Other quick tips from the educational research world: think pair share and jigsaws, identifying students’ prior misconceptions and other useful stuff from this website on active learning, and basically everything in this book.

No incentives

This one is sort of similar to #2 in that much of the problem is external, not internal. It’s not that you don’t care, it’s that no one else cares and you gotta keep Them happy if you want to stick around for another contract / get tenure, etc.

Honestly, I don’t have a good answer for this one except that those who have the ability to do so (i.e., tenure, power, etc) need to pressure our administrations to value teaching as part of tenure and promotion at all institutions, not just ‘teaching focused’ ones. Personal change isn’t enough, we need to push our institutions to truly value teaching and learning. Why this should be so hard when we work for, you know, educational institutions is mind boggling but it is the sad reality at many schools.

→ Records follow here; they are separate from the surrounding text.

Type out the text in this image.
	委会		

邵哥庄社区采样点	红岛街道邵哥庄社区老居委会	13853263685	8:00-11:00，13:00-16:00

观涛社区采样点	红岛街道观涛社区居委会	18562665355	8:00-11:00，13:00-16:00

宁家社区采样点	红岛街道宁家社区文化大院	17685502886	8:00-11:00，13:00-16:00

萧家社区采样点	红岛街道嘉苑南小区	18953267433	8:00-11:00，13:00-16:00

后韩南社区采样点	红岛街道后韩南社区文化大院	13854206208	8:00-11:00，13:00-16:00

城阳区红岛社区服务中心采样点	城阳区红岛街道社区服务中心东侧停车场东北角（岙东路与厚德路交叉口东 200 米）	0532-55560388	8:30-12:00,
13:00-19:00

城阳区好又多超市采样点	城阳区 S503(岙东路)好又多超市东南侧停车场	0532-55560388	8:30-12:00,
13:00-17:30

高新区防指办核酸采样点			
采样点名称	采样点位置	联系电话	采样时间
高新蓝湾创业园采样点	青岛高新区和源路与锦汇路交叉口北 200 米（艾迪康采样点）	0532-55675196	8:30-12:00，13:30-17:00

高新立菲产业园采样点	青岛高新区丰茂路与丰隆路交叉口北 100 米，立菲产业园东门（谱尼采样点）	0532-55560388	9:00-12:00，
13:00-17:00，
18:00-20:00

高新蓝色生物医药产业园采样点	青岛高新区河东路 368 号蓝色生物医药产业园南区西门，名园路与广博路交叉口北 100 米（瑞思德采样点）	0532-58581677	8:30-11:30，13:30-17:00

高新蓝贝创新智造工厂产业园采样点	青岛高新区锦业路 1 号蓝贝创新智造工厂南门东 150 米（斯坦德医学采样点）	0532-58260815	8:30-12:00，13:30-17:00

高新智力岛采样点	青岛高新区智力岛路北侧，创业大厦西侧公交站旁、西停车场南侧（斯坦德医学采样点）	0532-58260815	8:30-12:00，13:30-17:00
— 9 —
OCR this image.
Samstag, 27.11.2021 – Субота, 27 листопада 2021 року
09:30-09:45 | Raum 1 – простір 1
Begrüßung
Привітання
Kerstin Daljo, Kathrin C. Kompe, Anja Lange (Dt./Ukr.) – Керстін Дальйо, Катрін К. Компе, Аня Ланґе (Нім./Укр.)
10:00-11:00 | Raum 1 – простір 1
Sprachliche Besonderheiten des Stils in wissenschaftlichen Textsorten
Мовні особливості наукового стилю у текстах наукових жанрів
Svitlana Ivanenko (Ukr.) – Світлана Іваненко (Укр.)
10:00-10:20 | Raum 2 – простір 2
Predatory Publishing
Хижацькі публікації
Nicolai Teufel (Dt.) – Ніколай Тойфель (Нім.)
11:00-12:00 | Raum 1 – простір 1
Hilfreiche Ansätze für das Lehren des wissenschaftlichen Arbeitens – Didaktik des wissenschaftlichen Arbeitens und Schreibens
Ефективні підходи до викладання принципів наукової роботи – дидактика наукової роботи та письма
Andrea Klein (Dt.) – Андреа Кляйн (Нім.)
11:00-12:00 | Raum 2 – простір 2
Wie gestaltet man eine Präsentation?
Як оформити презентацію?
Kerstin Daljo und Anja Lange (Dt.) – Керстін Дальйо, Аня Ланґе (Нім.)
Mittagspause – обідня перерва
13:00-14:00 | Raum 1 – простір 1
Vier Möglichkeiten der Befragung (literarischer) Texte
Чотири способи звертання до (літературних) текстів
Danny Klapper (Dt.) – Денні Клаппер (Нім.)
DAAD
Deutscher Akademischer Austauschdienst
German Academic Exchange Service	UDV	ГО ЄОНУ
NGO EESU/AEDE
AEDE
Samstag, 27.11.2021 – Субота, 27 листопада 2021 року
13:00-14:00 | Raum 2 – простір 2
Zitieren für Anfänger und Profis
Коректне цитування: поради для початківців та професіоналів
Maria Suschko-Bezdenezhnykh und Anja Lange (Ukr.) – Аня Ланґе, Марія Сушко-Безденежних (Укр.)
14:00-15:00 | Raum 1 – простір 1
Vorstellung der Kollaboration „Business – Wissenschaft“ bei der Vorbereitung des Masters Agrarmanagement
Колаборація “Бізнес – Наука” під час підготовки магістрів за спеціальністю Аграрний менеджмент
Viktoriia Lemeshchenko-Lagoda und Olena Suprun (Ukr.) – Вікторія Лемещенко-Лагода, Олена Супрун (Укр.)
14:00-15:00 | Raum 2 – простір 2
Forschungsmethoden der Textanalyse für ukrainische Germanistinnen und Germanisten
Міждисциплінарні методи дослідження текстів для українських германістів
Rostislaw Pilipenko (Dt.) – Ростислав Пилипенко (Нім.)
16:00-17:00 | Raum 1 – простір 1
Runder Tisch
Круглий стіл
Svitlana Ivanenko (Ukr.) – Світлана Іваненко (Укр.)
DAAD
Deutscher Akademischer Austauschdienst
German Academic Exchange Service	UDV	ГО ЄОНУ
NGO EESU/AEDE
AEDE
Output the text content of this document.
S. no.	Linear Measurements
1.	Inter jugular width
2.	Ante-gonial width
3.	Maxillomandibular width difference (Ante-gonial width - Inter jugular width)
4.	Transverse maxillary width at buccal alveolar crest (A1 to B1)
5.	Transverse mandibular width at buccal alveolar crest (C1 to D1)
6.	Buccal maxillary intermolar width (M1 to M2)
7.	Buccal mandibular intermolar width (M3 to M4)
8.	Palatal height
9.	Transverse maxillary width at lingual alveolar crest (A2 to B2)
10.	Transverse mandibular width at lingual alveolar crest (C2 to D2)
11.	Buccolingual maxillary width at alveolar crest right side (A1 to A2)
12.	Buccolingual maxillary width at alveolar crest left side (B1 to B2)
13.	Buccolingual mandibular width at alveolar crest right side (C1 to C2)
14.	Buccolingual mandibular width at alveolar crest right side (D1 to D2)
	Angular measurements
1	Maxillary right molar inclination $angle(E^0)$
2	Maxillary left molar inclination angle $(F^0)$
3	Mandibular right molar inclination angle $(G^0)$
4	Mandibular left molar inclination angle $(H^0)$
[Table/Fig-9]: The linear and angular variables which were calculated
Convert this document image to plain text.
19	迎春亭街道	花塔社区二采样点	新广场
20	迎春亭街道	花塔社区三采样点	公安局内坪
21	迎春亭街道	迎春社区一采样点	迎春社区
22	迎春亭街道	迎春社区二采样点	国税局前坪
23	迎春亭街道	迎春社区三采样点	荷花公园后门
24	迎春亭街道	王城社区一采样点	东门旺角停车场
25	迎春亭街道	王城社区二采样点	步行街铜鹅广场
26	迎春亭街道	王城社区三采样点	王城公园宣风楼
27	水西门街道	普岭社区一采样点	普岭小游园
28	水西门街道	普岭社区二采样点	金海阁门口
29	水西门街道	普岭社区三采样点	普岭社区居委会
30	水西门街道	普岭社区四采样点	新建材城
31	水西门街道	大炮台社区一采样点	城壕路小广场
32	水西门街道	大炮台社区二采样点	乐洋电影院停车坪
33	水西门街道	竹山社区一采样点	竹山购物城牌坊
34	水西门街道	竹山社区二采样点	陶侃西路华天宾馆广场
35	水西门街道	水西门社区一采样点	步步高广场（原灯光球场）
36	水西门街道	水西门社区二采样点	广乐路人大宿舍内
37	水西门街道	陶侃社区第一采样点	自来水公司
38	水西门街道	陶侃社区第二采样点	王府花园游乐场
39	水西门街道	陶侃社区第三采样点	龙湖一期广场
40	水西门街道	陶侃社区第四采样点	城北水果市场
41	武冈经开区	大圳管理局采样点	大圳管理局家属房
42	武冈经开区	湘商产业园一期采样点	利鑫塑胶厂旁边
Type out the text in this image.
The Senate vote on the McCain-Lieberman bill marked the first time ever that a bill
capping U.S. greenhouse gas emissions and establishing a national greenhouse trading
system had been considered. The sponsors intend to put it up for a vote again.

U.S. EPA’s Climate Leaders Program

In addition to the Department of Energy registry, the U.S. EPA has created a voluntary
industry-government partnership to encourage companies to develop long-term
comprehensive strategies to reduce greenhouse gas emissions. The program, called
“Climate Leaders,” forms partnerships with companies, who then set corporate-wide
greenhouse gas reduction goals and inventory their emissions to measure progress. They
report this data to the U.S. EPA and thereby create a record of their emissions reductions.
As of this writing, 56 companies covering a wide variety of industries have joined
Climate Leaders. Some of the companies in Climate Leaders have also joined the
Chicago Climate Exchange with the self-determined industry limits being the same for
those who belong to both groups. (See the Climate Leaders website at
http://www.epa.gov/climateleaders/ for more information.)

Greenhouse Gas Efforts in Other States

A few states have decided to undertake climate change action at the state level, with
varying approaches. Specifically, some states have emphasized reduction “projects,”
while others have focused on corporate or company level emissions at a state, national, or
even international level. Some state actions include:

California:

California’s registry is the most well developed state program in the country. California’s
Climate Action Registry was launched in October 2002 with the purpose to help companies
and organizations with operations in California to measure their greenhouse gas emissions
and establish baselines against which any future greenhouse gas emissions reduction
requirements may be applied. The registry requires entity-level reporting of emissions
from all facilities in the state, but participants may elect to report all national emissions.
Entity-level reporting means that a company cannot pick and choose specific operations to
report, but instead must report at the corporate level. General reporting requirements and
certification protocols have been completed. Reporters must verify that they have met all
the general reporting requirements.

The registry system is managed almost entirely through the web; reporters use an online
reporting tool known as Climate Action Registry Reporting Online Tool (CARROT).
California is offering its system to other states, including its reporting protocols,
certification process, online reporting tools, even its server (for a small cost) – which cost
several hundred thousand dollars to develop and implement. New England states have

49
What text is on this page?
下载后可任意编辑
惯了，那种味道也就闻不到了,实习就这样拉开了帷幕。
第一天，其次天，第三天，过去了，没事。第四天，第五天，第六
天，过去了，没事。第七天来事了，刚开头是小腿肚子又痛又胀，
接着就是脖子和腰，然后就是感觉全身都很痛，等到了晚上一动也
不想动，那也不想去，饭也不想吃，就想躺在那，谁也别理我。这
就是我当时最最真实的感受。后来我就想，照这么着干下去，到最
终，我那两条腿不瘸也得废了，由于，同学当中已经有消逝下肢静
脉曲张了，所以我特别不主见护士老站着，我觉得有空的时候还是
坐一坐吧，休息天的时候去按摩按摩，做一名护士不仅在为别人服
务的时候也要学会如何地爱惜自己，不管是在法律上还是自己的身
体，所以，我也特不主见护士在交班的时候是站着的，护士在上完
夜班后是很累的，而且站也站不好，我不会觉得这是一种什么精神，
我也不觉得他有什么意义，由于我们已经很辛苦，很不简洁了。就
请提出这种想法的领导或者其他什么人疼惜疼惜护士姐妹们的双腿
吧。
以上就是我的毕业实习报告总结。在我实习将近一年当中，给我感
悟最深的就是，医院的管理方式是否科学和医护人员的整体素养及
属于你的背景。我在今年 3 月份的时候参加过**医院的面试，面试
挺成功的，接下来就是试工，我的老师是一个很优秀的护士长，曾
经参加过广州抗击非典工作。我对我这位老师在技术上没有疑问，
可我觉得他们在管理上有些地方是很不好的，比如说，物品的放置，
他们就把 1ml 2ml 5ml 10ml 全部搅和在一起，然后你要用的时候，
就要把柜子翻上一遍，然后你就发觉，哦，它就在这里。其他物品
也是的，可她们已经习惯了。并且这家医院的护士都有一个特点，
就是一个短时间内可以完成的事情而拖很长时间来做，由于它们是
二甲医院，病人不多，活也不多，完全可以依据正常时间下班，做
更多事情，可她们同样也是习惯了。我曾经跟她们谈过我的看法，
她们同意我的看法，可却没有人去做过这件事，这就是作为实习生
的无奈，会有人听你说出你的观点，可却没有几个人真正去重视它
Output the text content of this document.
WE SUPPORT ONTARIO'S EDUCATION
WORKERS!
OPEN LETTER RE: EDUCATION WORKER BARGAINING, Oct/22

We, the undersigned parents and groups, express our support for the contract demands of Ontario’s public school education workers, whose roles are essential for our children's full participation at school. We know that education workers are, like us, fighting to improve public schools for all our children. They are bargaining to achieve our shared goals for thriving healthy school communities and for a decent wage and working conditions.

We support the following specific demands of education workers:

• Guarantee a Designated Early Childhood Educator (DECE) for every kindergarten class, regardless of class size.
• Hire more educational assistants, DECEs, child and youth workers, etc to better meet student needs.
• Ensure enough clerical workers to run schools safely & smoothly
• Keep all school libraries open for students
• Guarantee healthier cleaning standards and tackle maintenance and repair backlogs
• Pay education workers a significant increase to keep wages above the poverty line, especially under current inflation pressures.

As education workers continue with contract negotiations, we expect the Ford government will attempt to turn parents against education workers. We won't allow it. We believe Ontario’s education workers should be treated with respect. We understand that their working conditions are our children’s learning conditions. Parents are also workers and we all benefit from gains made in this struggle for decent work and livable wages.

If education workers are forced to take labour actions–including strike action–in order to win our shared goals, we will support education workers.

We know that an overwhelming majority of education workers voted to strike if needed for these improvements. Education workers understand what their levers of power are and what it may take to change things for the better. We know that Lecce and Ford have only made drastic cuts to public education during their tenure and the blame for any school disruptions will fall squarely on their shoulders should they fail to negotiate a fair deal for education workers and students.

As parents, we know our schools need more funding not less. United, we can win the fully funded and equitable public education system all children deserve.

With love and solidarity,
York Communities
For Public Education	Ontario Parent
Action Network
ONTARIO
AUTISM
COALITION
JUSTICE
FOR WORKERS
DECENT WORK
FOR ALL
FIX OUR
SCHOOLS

Depending on your situation, you might be able to advocate and argue for the importance of pedagogical research in your department / field of study. Talk about it with colleagues. Find others on campus who are working to improve how we teach. There are a lot of useless duds out there lecturing like they’ve been doing since 1982 and waving their hands about but there are also a lot of folks mixing things up. If your department/program is trying to attract and retain under-represented groups, maybe share this article with them (which you should read regardless!!).

Wrap up time

It’s easy for me to tell you that you should care and that you should take the time to read another 2 journals, revise your courses, and change your pedagogy when ALL of those things take time away from your research and/or potentially harm your student evaluation scores which are already stacked against you if your identity isn’t “the norm” in your field. So again I’ll say, start small. Even if you don’t have the incentives, make a little more effort than you did last semester. Then a little more. Being a good/better teacher matters. It sounds cheesy to say we’re educating the next generation but hey, we are. Those lil’ soft squishy brains need us to try our best.

OK pep talk over! Back to class!

xoxo,

Dr. Raptor

 

4 thoughts on “Why you’re a bad teacher

  1. Great incentives here! One more thing I found a problem was that, when I did try to read the pedagogical literature, I did not understand the jargon. So I found a colleague, (didn’t matter that she was in a different science discipline) who had a more rigorous background in teaching, who knew what those strange words and phrases meant. That way, I was able to work through some of the articles. (That person and I ended up trying several innovative strategies, particularly in the labs, and publishing collaboratively). Then we found that actually getting the pedagogical publications regarded as highly as science research publications, but that is another topic.

    We were also lucky that there was an administrative unit at our university dedicated to helping staff with all matters concerning teaching, even to running courses for TAs and they had a really dedicated, talented and amazing staff at that time. That helped enormously.